Les réseaux de femmes dans l’agriculture

Comment les femmes échangent-elles dans l’agriculture? Une première étude le montre: les offres sont disséminées et pas toujours faciles à trouver. Les recherches ont mis en lumière des groupes de travail dans les écoles d’agriculture, un projet de la HAFL et des réseaux organisés de manière autonome. Une chose est claire: les possibilités d’échange existent, mais les femmes en veulent davantage.

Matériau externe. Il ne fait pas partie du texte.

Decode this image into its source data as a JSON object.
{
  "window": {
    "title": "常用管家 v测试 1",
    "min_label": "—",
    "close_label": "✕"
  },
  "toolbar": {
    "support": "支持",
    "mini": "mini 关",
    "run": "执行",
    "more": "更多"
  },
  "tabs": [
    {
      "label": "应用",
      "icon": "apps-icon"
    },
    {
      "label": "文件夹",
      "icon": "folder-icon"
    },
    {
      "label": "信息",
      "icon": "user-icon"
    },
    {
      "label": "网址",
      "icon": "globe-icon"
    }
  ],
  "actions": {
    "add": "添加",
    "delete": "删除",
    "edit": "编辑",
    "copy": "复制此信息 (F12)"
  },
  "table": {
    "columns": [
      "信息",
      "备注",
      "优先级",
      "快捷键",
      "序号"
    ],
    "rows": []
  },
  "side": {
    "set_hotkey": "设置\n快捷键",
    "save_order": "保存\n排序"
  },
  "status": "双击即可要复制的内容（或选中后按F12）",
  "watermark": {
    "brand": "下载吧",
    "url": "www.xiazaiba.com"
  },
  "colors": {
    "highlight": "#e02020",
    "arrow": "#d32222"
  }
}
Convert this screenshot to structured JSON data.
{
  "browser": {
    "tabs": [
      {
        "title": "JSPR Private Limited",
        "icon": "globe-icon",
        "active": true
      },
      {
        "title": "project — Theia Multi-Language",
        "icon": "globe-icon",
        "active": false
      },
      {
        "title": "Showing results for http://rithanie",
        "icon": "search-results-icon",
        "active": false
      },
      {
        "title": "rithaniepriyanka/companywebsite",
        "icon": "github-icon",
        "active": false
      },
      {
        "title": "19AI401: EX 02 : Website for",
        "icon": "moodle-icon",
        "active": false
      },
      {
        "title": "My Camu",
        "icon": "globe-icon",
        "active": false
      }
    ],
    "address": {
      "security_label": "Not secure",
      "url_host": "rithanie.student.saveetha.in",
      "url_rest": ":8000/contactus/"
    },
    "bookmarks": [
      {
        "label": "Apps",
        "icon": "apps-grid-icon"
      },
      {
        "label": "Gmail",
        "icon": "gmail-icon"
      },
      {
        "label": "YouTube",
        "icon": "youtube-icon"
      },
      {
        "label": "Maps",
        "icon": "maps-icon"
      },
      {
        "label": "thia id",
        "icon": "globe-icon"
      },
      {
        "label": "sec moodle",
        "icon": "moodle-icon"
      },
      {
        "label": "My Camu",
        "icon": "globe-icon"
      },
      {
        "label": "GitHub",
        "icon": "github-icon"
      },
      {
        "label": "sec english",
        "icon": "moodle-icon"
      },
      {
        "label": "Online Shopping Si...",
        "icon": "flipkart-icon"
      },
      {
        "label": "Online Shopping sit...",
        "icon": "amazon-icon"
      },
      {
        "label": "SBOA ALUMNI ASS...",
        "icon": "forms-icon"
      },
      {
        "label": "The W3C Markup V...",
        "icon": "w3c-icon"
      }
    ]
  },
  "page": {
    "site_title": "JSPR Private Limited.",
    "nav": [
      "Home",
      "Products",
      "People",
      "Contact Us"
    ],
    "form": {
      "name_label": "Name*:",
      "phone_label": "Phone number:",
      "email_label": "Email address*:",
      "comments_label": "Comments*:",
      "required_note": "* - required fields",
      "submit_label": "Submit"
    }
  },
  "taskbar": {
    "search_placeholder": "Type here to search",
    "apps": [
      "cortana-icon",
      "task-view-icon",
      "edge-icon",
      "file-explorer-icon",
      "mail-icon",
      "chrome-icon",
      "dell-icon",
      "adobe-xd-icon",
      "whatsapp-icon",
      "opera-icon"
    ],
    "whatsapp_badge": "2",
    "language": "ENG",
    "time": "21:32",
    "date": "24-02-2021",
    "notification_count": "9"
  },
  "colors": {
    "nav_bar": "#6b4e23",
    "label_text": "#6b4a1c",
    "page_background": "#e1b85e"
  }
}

Laura Crüzer, membre de notre réseau avec la Ferme Lacapracampa, fait partie d’un groupe d’échange informel entre femmes.
Laura Crüzer, membre de notre réseau de fermes avec la Ferme Lacapracampa, fait partie d’un groupe d’échange informel entre femmes.

L’ONU a proclamé l’année 2026 «Année internationale des agricultrices». Les femmes jouent un rôle essentiel dans l’agriculture. Or leur contribution est souvent sous-estimée et invisible. La répartition de l’accès aux ressources et des processus de décisions demeure inégale. Mais au fait, qu’est-ce qu’une agricultrice? Le terme est complexe. Alors que la formation d’agricultrice CFC et d’agronome représente une qualification claire, le terme de paysanne englobe un vaste spectre allant des titulaires d’un diplôme professionnel de «paysanne» à celles qui œuvrent au domaine sans titre officiel.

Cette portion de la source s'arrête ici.